Asia’s powerhouse economies are turning cautious on national plans to price emissions and instead pursuing incremental steps that could delay a global carbon offset market.
Pressures from business and uncertainty over the shape of a U.N. climate pact mean the region will be reluctant to impose steep carbon costs while competitors such as the United States struggle to take action on emissions caps.
Asia is opening doors to trade carbon or energy efficiency certificates and promoting investment in renewables at the local level, which analysts say in a positive development though not ideal.
“Once countries go down their own unilateral road, it becomes harder to coordinate,” Divya Reddy, energy analyst for the Eurasia Group, a global political risk consultancy, told Reuters in an email.
“Overall, I would say the developments are a small positive for global mitigation efforts but a likely setback for a global offset market.”

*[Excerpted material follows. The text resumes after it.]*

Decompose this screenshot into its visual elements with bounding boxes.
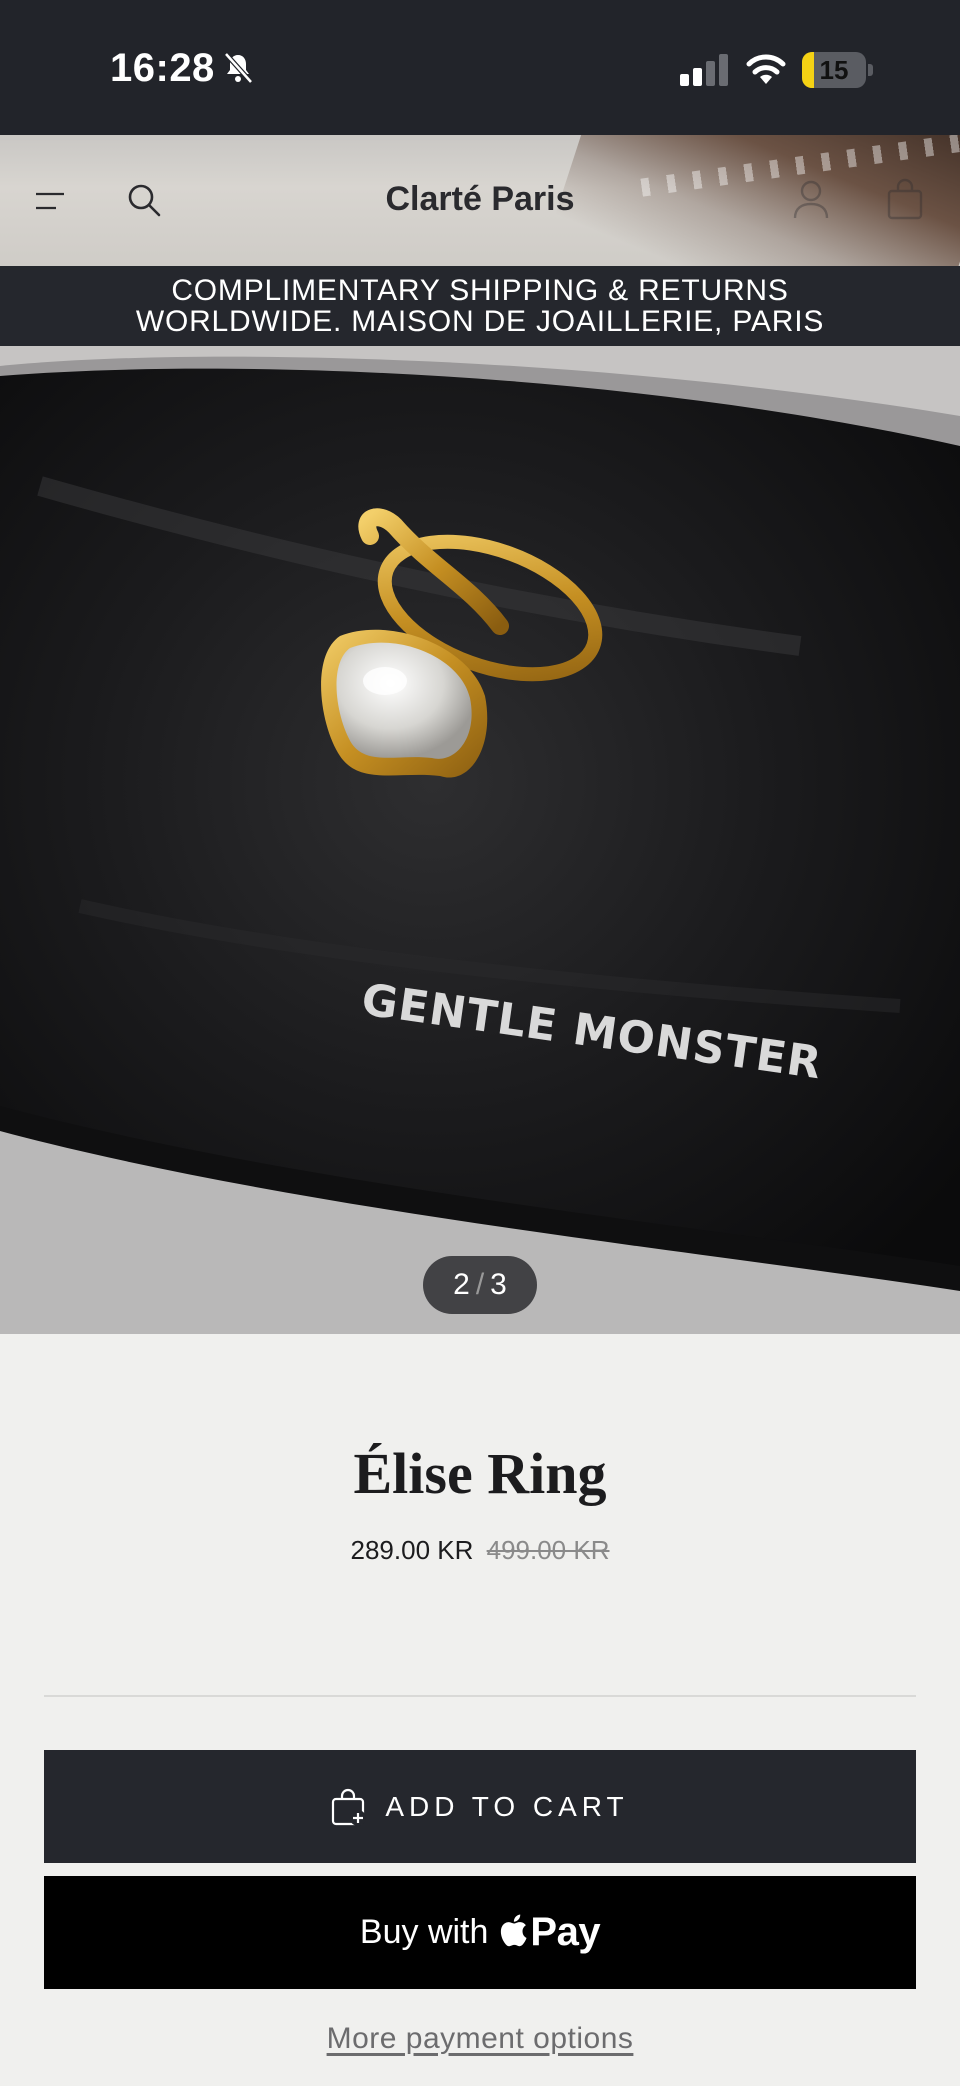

Nations also see the clean-tech sector as a potentially huge new market, with conglomerates such as South Korea’s Samsung and LG Group pledging to invest about $80 billion in clean technologies over the next decade, according to Eurasia Group.
Beijing may also outline market-based steps for emissions trading and top coal exporter Australia has pledged to introduce a price on carbon this year.

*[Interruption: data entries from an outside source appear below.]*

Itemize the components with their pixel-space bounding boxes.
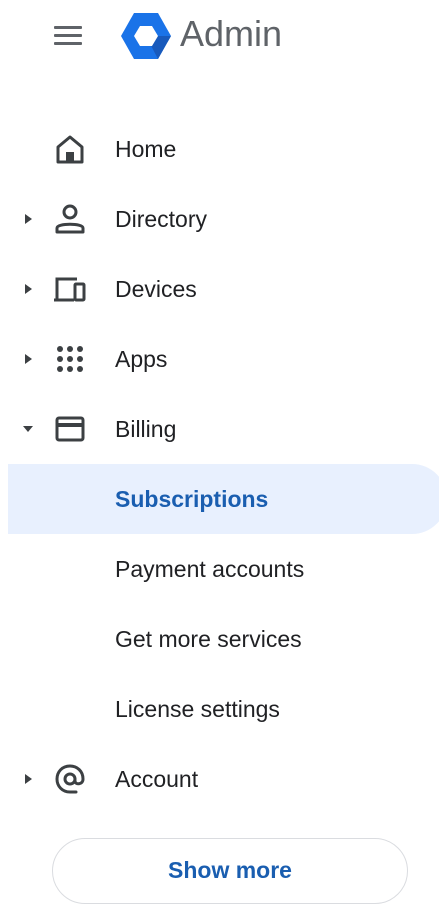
apps-grid-icon [57,346,83,372]
sidebar-item-label: Directory [115,206,208,232]
show-more-label: Show more [168,857,292,883]
sidebar-item-home[interactable]: Home [0,114,439,184]
sidebar-item-label: Payment accounts [115,556,305,582]
sidebar-item-label: Subscriptions [115,486,269,512]
sidebar-item-label: Apps [115,346,168,372]
expand-arrow-icon[interactable] [22,352,34,366]
at-sign-icon [55,764,85,794]
expand-arrow-icon[interactable] [22,772,34,786]
app-header: Admin [0,0,439,70]
sidebar-item-label: Account [115,766,199,792]
sidebar-item-label: Devices [115,276,197,302]
devices-icon [54,277,86,302]
app-title: Admin [180,13,283,54]
sidebar-nav: Home Directory Devices Apps Billing Subs… [0,114,439,814]
sidebar-item-billing[interactable]: Billing [0,394,439,464]
sidebar-item-account[interactable]: Account [0,744,439,814]
admin-logo-icon[interactable] [119,10,173,62]
hamburger-menu-icon[interactable] [50,18,88,52]
expand-arrow-icon[interactable] [22,212,34,226]
sidebar-item-subscriptions[interactable]: Subscriptions [0,464,439,534]
sidebar-item-label: License settings [115,696,280,722]
sidebar-item-license-settings[interactable]: License settings [0,674,439,744]
credit-card-icon [55,416,85,442]
sidebar-item-label: Home [115,136,177,162]
sidebar-item-get-more-services[interactable]: Get more services [0,604,439,674]
show-more-button[interactable]: Show more [52,838,408,904]
sidebar-item-payment-accounts[interactable]: Payment accounts [0,534,439,604]
home-icon [56,135,84,164]
sidebar-item-label: Get more services [115,626,302,652]
sidebar-item-devices[interactable]: Devices [0,254,439,324]
person-icon [55,204,85,234]
sidebar-item-apps[interactable]: Apps [0,324,439,394]
expand-arrow-icon[interactable] [22,282,34,296]
sidebar-item-directory[interactable]: Directory [0,184,439,254]
collapse-arrow-icon[interactable] [22,422,34,436]
sidebar-item-label: Billing [115,416,177,442]
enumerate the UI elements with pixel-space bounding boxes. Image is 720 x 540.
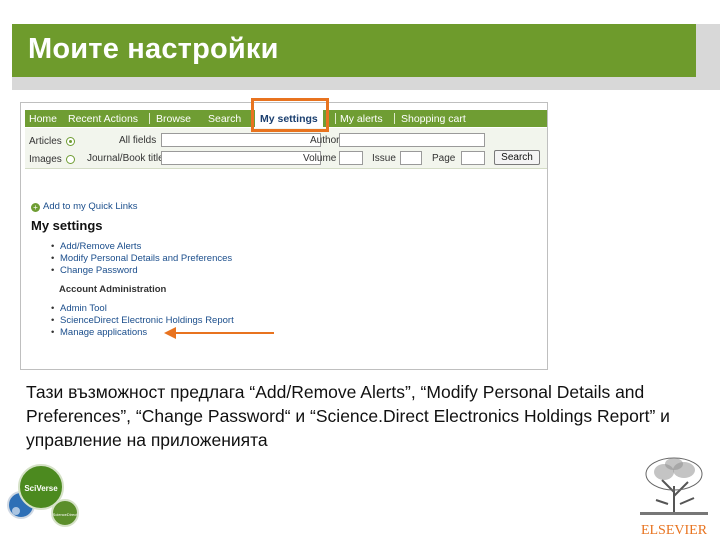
- sciverse-logo: SciVerse ScienceDirect: [7, 464, 79, 527]
- link-add-remove-alerts[interactable]: Add/Remove Alerts: [51, 241, 141, 252]
- page-input[interactable]: [461, 151, 485, 165]
- slide-description: Тази възможност предлага “Add/Remove Ale…: [26, 382, 670, 450]
- link-modify-personal-details[interactable]: Modify Personal Details and Preferences: [51, 253, 232, 264]
- nav-separator: [335, 113, 336, 124]
- link-holdings-report[interactable]: ScienceDirect Electronic Holdings Report: [51, 315, 234, 326]
- tab-recent-actions[interactable]: Recent Actions: [68, 110, 138, 127]
- settings-screenshot: Home Recent Actions Browse Search My set…: [20, 102, 548, 370]
- tab-shopping-cart[interactable]: Shopping cart: [401, 110, 466, 127]
- journal-label: Journal/Book title: [87, 153, 164, 164]
- nav-separator: [394, 113, 395, 124]
- volume-input[interactable]: [339, 151, 363, 165]
- journal-input[interactable]: [161, 151, 321, 165]
- images-label: Images: [29, 154, 62, 165]
- add-quick-link-label: Add to my Quick Links: [43, 201, 138, 212]
- elsevier-wordmark: ELSEVIER: [641, 523, 708, 538]
- tab-search[interactable]: Search: [208, 110, 241, 127]
- issue-label: Issue: [372, 153, 396, 164]
- add-quick-link[interactable]: + Add to my Quick Links: [31, 201, 138, 212]
- elsevier-logo: ELSEVIER: [636, 454, 712, 538]
- search-button[interactable]: Search: [494, 150, 540, 165]
- page-label: Page: [432, 153, 456, 164]
- author-input[interactable]: [339, 133, 485, 147]
- slide-title: Моите настройки: [28, 33, 279, 65]
- plus-icon: +: [31, 203, 40, 212]
- my-settings-highlight-box: [251, 98, 329, 132]
- sciverse-logo-text: SciVerse: [24, 484, 58, 493]
- articles-radio[interactable]: [66, 137, 75, 146]
- pointer-arrow-icon: [164, 327, 274, 339]
- link-manage-applications[interactable]: Manage applications: [51, 327, 147, 338]
- link-change-password[interactable]: Change Password: [51, 265, 138, 276]
- issue-input[interactable]: [400, 151, 422, 165]
- all-fields-input[interactable]: [161, 133, 321, 147]
- link-admin-tool[interactable]: Admin Tool: [51, 303, 107, 314]
- articles-label: Articles: [29, 136, 62, 147]
- tab-home[interactable]: Home: [29, 110, 57, 127]
- author-label: Author: [310, 135, 340, 146]
- volume-label: Volume: [303, 153, 337, 164]
- tab-my-alerts[interactable]: My alerts: [340, 110, 383, 127]
- all-fields-label: All fields: [119, 135, 157, 146]
- account-administration-heading: Account Administration: [59, 284, 167, 295]
- my-settings-heading: My settings: [31, 218, 103, 233]
- tab-browse[interactable]: Browse: [156, 110, 191, 127]
- images-radio[interactable]: [66, 155, 75, 164]
- sciencedirect-logo-text: ScienceDirect: [53, 512, 79, 517]
- nav-separator: [149, 113, 150, 124]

But pushback from businesses fearing higher costs has delayed efforts in Japan and South Korea.
Standards
Different offset standards in Asia and outside, for example, in California, which is pushing ahead with its own carbon trading scheme from 2012, create global coordination problems, analysts say.
“The Californians are designing offsets for their program which are completely different from the ones the Australians will accept,” Martijn Wilder, global head of Baker & McKenzie’s climate practice, told Reuters from Sydney.
“So while people had envisaged having a global market, with global offsets traded across borders, it’s going to be a lot harder to harmonize that.”
Japan is developing its own bilateral offset program to encourage Japanese firms to invest in clean-energy programs in poorer nations to generate carbon credits for trading at home.
“The challenge occurs if those countries wish to participate in the carbon market internationally,” said Jennifer Morgan, director of the climate and energy program at the World Resources Institute in Washington.
“If so, then international accounting standards are needed to ensure that all credits are robust and not ‘junk credits’.”
Last month’s U.N. climate talks in Cancun in Mexico put the troubled negotiations back on track after talks in Copenhagen in late 2009 ended in acrimony.
But negotiators left the hard decisions on the final size of pledged emissions cuts by nations for future talks and also left unclear the design of an eventual global carbon trading scheme.
The future
The potential value of carbon market is huge in a region that contains three of the world’s top emitters: China, India and Japan.
Europe’s scheme is valued at about $100 billion in 2010 and trading of the closely connected market under the U.N.’s Kyoto Protocol is worth about $20 billion.
“There is a genuine belief in China that a low-carbon future is where it is at — that this is where there are going to be markets in the future, this is how to deal with energy security and pollution issues and provide high-value added jobs,” said Mark Kenber, deputy CEO of advisory firm The Climate Group.
But according to a global survey of steel and cement executives late last year by consultancy Accenture, many executives expressed fears that unconnected carbon policies could push polluting industries to shift to nations with no carbon limits.
Called leakage, this has led the United States and Europe to threaten to impose carbon tariffs in future on goods from nations that don’t have similar carbon limits.
“We should start looking at sector-by-sector solutions that tie in together,” Mauricio Bermudez-Neubauer, director, Carbon Markets, for Accenture told Reuters in an interview from London.
“It’s about working together so that you deal with the incentive of leakage by recognizing that international trade is an important part of the picture.”
He also pointed to the possibility of Chinese emissions trading steps eventually linking up with Europe.
“If they do move forward into a more robust emissions trading system, we could see the Chinese and European markets linking up. That’s something that could definitely happen in the next five to 10 years,” he said.